Eine Kritik von Fastmachine (Bewertung des Films: 8/10)
eingetragen am 26.05.2007, seitdem 443 Mal gelesen


Sieben Jahre in der Zukunft: Irgendjemand hat den roten Knopf gedrückt, der die schleichende Selbstzerstörung von Mensch und Gesellschaft ausgelöst hat. „A Scanner Darkly“ versetzt uns in eine Welt, deren heimlicher Herrscher der Tod ist, verkörpert in der mörderischen Droge „Subtanz T“, von der schon 20% der Bevölkerung abhängig sind. „T“ wie Tod, denn die Droge spaltet das Bewusstsein, lässt die Persönlichkeit zerfallen und zerstört schließlich den Körper.

Das Drehbuch beruht auf der gleichnamigen Romanvorlage von Philip K. Dick aus dem Jahr 1977 (geschrieben 1972). Richard Linklater wählte diesen düsteren Stoff nicht aus, um eine phantastisch angehauchte Studie der Drogenszene Kaliforniens zu liefern, sondern um die pessimistische Vision Dicks über persönliche und gesellschaftliche Abhängigkeit in die politischen Zusammenhänge der Gegenwart zu übersetzen.

Was „A Scanner Darkly" von allen anderen Filmen über die Drogenszene unterscheidet, ist seine einzigartige Einsicht in das System von Ausbeutung, Überwachung und Unterdrückung. Er sprengt damit das Genre des Dogenthrillers, das auf der Trennung der zwei Welten von Gesetz und Verbrechen, von Sucht und Nüchternheit besteht.
In der Hauptfigur des verdeckten Drogenermittlers Bob Arctor (Keanu Reeves) laufen die übergreifenden Konflikte der Handlung zusammen.
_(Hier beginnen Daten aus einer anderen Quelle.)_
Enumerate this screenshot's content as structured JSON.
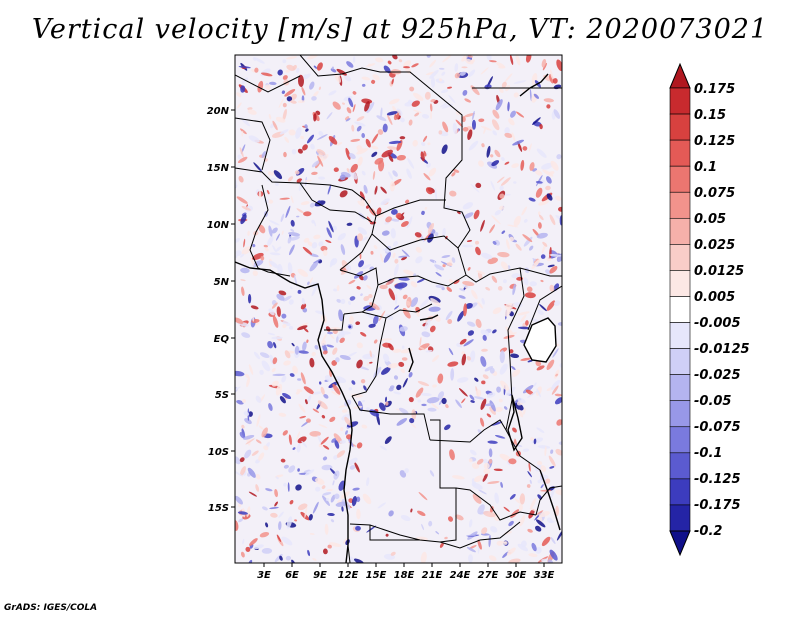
{
  "title": "Vertical velocity [m/s] at 925hPa, VT: 2020073021",
  "credit": "GrADS: IGES/COLA",
  "map": {
    "lat_labels": [
      "20N",
      "15N",
      "10N",
      "5N",
      "EQ",
      "5S",
      "10S",
      "15S"
    ],
    "lon_labels": [
      "3E",
      "6E",
      "9E",
      "12E",
      "15E",
      "18E",
      "21E",
      "24E",
      "27E",
      "30E",
      "33E"
    ]
  },
  "colorbar": {
    "labels": [
      "0.175",
      "0.15",
      "0.125",
      "0.1",
      "0.075",
      "0.05",
      "0.025",
      "0.0125",
      "0.005",
      "-0.005",
      "-0.0125",
      "-0.025",
      "-0.05",
      "-0.075",
      "-0.1",
      "-0.125",
      "-0.175",
      "-0.2"
    ],
    "colors": [
      "#b01820",
      "#c82a2e",
      "#d8413f",
      "#e45a56",
      "#ec7670",
      "#f2938c",
      "#f6b0aa",
      "#f9cdc8",
      "#fce8e5",
      "#ffffff",
      "#e6e6fb",
      "#cfcff7",
      "#b4b4f0",
      "#9898e8",
      "#7a7ade",
      "#5b5bd0",
      "#3c3cbe",
      "#2424a6",
      "#10108a"
    ]
  }
}
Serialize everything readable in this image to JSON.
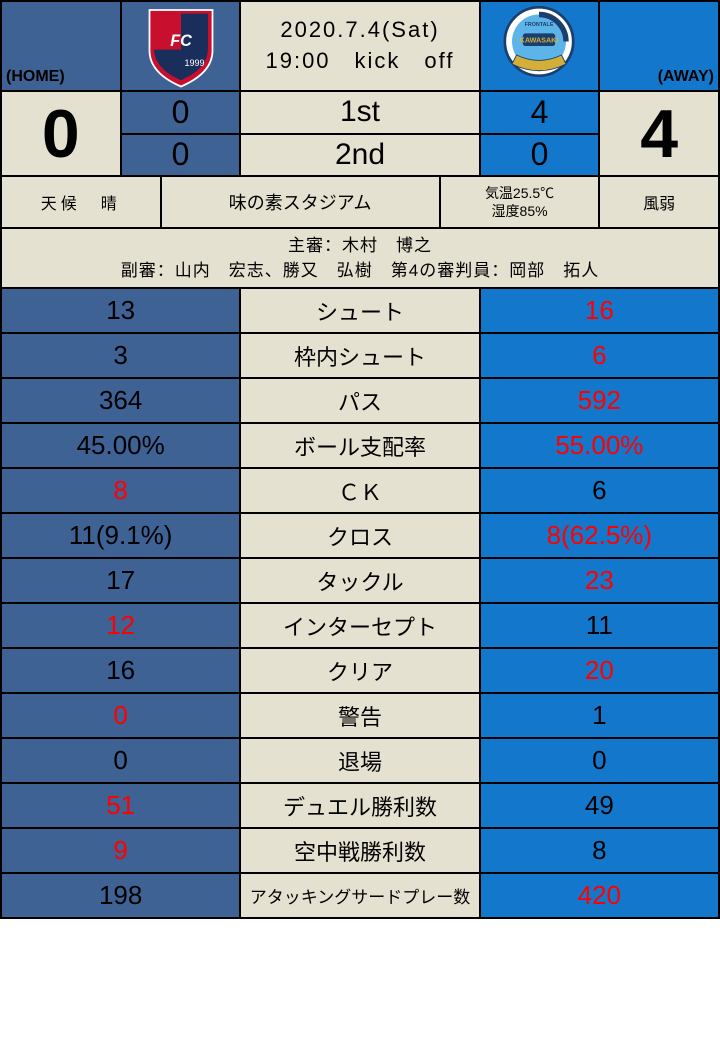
{
  "colors": {
    "home_bg": "#3e6294",
    "away_bg": "#1378cc",
    "neutral_bg": "#e5e1d1",
    "highlight": "#ff0000",
    "text": "#000000",
    "black": "#000000"
  },
  "header": {
    "home_label": "(HOME)",
    "away_label": "(AWAY)",
    "date_line1": "2020.7.4(Sat)",
    "date_line2": "19:00　kick　off"
  },
  "score": {
    "home_total": "0",
    "away_total": "4",
    "home_1st": "0",
    "home_2nd": "0",
    "away_1st": "4",
    "away_2nd": "0",
    "label_1st": "1st",
    "label_2nd": "2nd"
  },
  "conditions": {
    "weather": "天候　晴",
    "venue": "味の素スタジアム",
    "temp_line1": "気温25.5℃",
    "temp_line2": "湿度85%",
    "wind": "風弱"
  },
  "referees": {
    "line1": "主審：木村　博之",
    "line2": "副審：山内　宏志、勝又　弘樹　第4の審判員：岡部　拓人"
  },
  "stats": [
    {
      "home": "13",
      "label": "シュート",
      "away": "16",
      "home_hl": false,
      "away_hl": true,
      "small": false
    },
    {
      "home": "3",
      "label": "枠内シュート",
      "away": "6",
      "home_hl": false,
      "away_hl": true,
      "small": false
    },
    {
      "home": "364",
      "label": "パス",
      "away": "592",
      "home_hl": false,
      "away_hl": true,
      "small": false
    },
    {
      "home": "45.00%",
      "label": "ボール支配率",
      "away": "55.00%",
      "home_hl": false,
      "away_hl": true,
      "small": false
    },
    {
      "home": "8",
      "label": "ＣＫ",
      "away": "6",
      "home_hl": true,
      "away_hl": false,
      "small": false
    },
    {
      "home": "11(9.1%)",
      "label": "クロス",
      "away": "8(62.5%)",
      "home_hl": false,
      "away_hl": true,
      "small": false
    },
    {
      "home": "17",
      "label": "タックル",
      "away": "23",
      "home_hl": false,
      "away_hl": true,
      "small": false
    },
    {
      "home": "12",
      "label": "インターセプト",
      "away": "11",
      "home_hl": true,
      "away_hl": false,
      "small": false
    },
    {
      "home": "16",
      "label": "クリア",
      "away": "20",
      "home_hl": false,
      "away_hl": true,
      "small": false
    },
    {
      "home": "0",
      "label": "警告",
      "away": "1",
      "home_hl": true,
      "away_hl": false,
      "small": false
    },
    {
      "home": "0",
      "label": "退場",
      "away": "0",
      "home_hl": false,
      "away_hl": false,
      "small": false
    },
    {
      "home": "51",
      "label": "デュエル勝利数",
      "away": "49",
      "home_hl": true,
      "away_hl": false,
      "small": false
    },
    {
      "home": "9",
      "label": "空中戦勝利数",
      "away": "8",
      "home_hl": true,
      "away_hl": false,
      "small": false
    },
    {
      "home": "198",
      "label": "アタッキングサードプレー数",
      "away": "420",
      "home_hl": false,
      "away_hl": true,
      "small": true
    }
  ]
}
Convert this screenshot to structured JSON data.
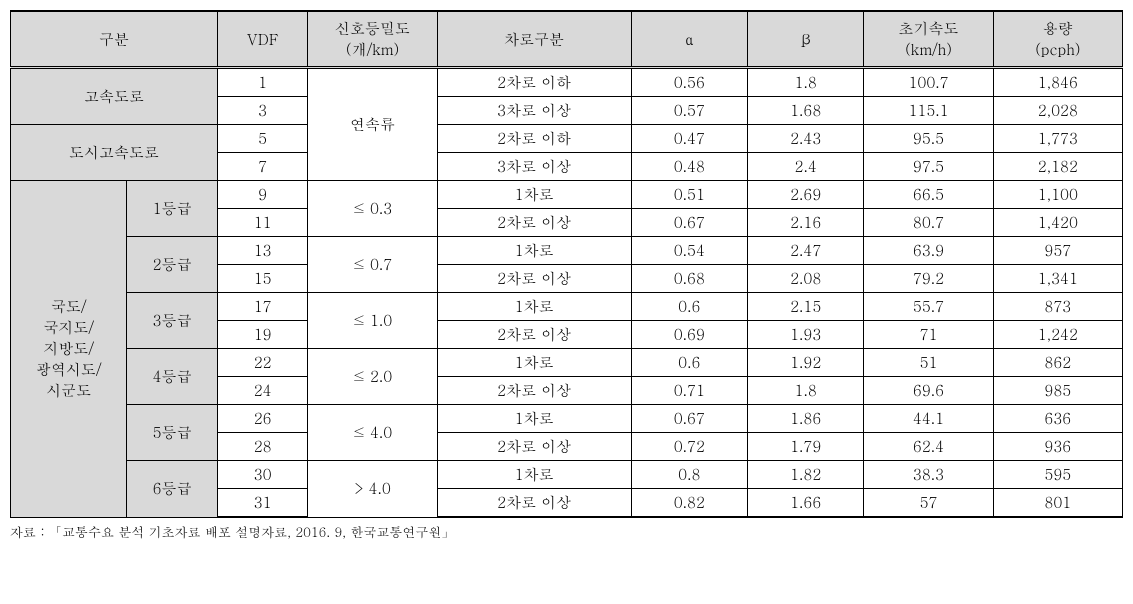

Um als verdeckter Ermittler in der Szene nicht aufzufallen, konsumiert Arctor selbst „Substanz T“, bis seine Sucht außer Kontrolle gerät und zum Instrument dunkler Mächte wird. Die Geschichte der Persönlichkeitsspaltung von Bob Arctor, die zunächst als rein private Tragödie eines aufrechten Menschen erscheint, weitet sich zu einem gesellschaftlichen Musterfall aus.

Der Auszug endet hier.